Effectiveness of a Mass Media Campaign in Promoting HIV Testing Information Seeking Among African American Women

“Take Charge. Take the Test.” (TCTT), a media campaign promoting HIV testing among African American women, was piloted in Cleveland and Philadelphia from October 2006 to October 2007. This study assesses TCTT's effectiveness in promoting HIV testing information seeking among target audiences in each pilot city. The authors analyzed data on telephone hotlines promoted by the campaign and the www.hivtest.org Web site to examine trends in hotline calls and testing location searches before, during, and after the campaign. Cleveland hotline data were available from October 1, 2005, through February 28, 2008, for a total of 29 months (N = 126 weeks). Philadelphia hotline data were available from May 1, 2006, through February 28, 2008, for a total of 22 months (N = 96 weeks). The authors assessed the relation between market-level measures of the campaign's advertising activities and trends in hotline call volume and testing location searches. They found a significant relation between measures of TCTT advertising and hotline calls.
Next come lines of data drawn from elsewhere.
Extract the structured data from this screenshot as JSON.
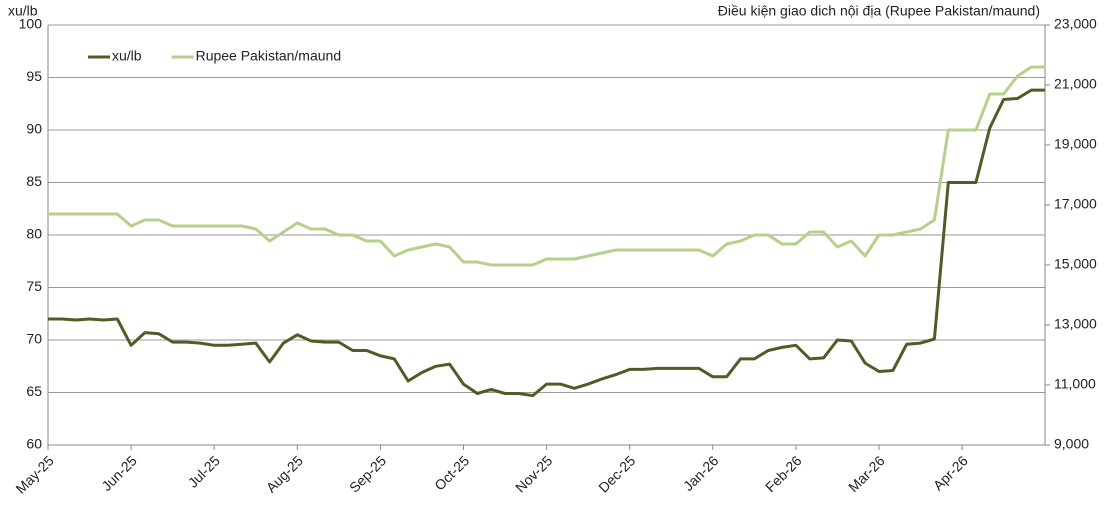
{
  "chart_data": {
    "type": "line",
    "y_label": "xu/lb",
    "y2_label": "Điều kiện giao dich nội địa (Rupee Pakistan/maund)",
    "categories": [
      "May-25",
      null,
      null,
      null,
      null,
      null,
      "Jun-25",
      null,
      null,
      null,
      null,
      null,
      "Jul-25",
      null,
      null,
      null,
      null,
      null,
      "Aug-25",
      null,
      null,
      null,
      null,
      null,
      "Sep-25",
      null,
      null,
      null,
      null,
      null,
      "Oct-25",
      null,
      null,
      null,
      null,
      null,
      "Nov-25",
      null,
      null,
      null,
      null,
      null,
      "Dec-25",
      null,
      null,
      null,
      null,
      null,
      "Jan-26",
      null,
      null,
      null,
      null,
      null,
      "Feb-26",
      null,
      null,
      null,
      null,
      null,
      "Mar-26",
      null,
      null,
      null,
      null,
      null,
      "Apr-26",
      null,
      null,
      null,
      null,
      null,
      null
    ],
    "series": [
      {
        "name": "xu/lb",
        "color": "#4d5e25",
        "values": [
          72,
          72,
          71.9,
          72,
          71.9,
          72,
          69.5,
          70.7,
          70.6,
          69.8,
          69.8,
          69.7,
          69.5,
          69.5,
          69.6,
          69.7,
          67.9,
          69.7,
          70.5,
          69.9,
          69.8,
          69.8,
          69,
          69,
          68.5,
          68.2,
          66.1,
          66.9,
          67.5,
          67.7,
          65.8,
          64.9,
          65.3,
          64.9,
          64.9,
          64.7,
          65.8,
          65.8,
          65.4,
          65.8,
          66.3,
          66.7,
          67.2,
          67.2,
          67.3,
          67.3,
          67.3,
          67.3,
          66.5,
          66.5,
          68.2,
          68.2,
          69,
          69.3,
          69.5,
          68.2,
          68.3,
          70,
          69.9,
          67.8,
          67,
          67.1,
          69.6,
          69.7,
          70.1,
          85,
          85,
          85,
          90.2,
          92.9,
          93,
          93.8,
          93.8
        ]
      },
      {
        "name": "Rupee Pakistan/maund",
        "color": "#b5d08a",
        "axis": "y2",
        "values": [
          16700,
          16700,
          16700,
          16700,
          16700,
          16700,
          16300,
          16500,
          16500,
          16300,
          16300,
          16300,
          16300,
          16300,
          16300,
          16200,
          15800,
          16100,
          16400,
          16200,
          16200,
          16000,
          16000,
          15800,
          15800,
          15300,
          15500,
          15600,
          15700,
          15600,
          15100,
          15100,
          15000,
          15000,
          15000,
          15000,
          15200,
          15200,
          15200,
          15300,
          15400,
          15500,
          15500,
          15500,
          15500,
          15500,
          15500,
          15500,
          15300,
          15700,
          15800,
          16000,
          16000,
          15700,
          15700,
          16100,
          16100,
          15600,
          15800,
          15300,
          16000,
          16000,
          16100,
          16200,
          16500,
          19500,
          19500,
          19500,
          20700,
          20700,
          21300,
          21600,
          21600
        ]
      }
    ],
    "ylim": [
      60,
      100
    ],
    "yticks": [
      60,
      65,
      70,
      75,
      80,
      85,
      90,
      95,
      100
    ],
    "y2lim": [
      9000,
      23000
    ],
    "y2ticks": [
      {
        "value": 9000,
        "label": "9,000"
      },
      {
        "value": 11000,
        "label": "11,000"
      },
      {
        "value": 13000,
        "label": "13,000"
      },
      {
        "value": 15000,
        "label": "15,000"
      },
      {
        "value": 17000,
        "label": "17,000"
      },
      {
        "value": 19000,
        "label": "19,000"
      },
      {
        "value": 21000,
        "label": "21,000"
      },
      {
        "value": 23000,
        "label": "23,000"
      }
    ],
    "grid": true,
    "legend": "top-left"
  }
}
Specifically, they found that increases in advertising gross ratings points were associated with increases in call volume, controlling for caller demographics and geographic location. The campaign had similar effects on HIV testing location searches. Overall, it appears the campaign generated significant increases in HIV information seeking. Results are consistent with other studies that have evaluated the effects of media campaigns on similar forms of information seeking. This study illustrates useful methods for evaluating campaign effects on information seeking with data on media implementation, hotline calls, and zip code–based searches for testing locations.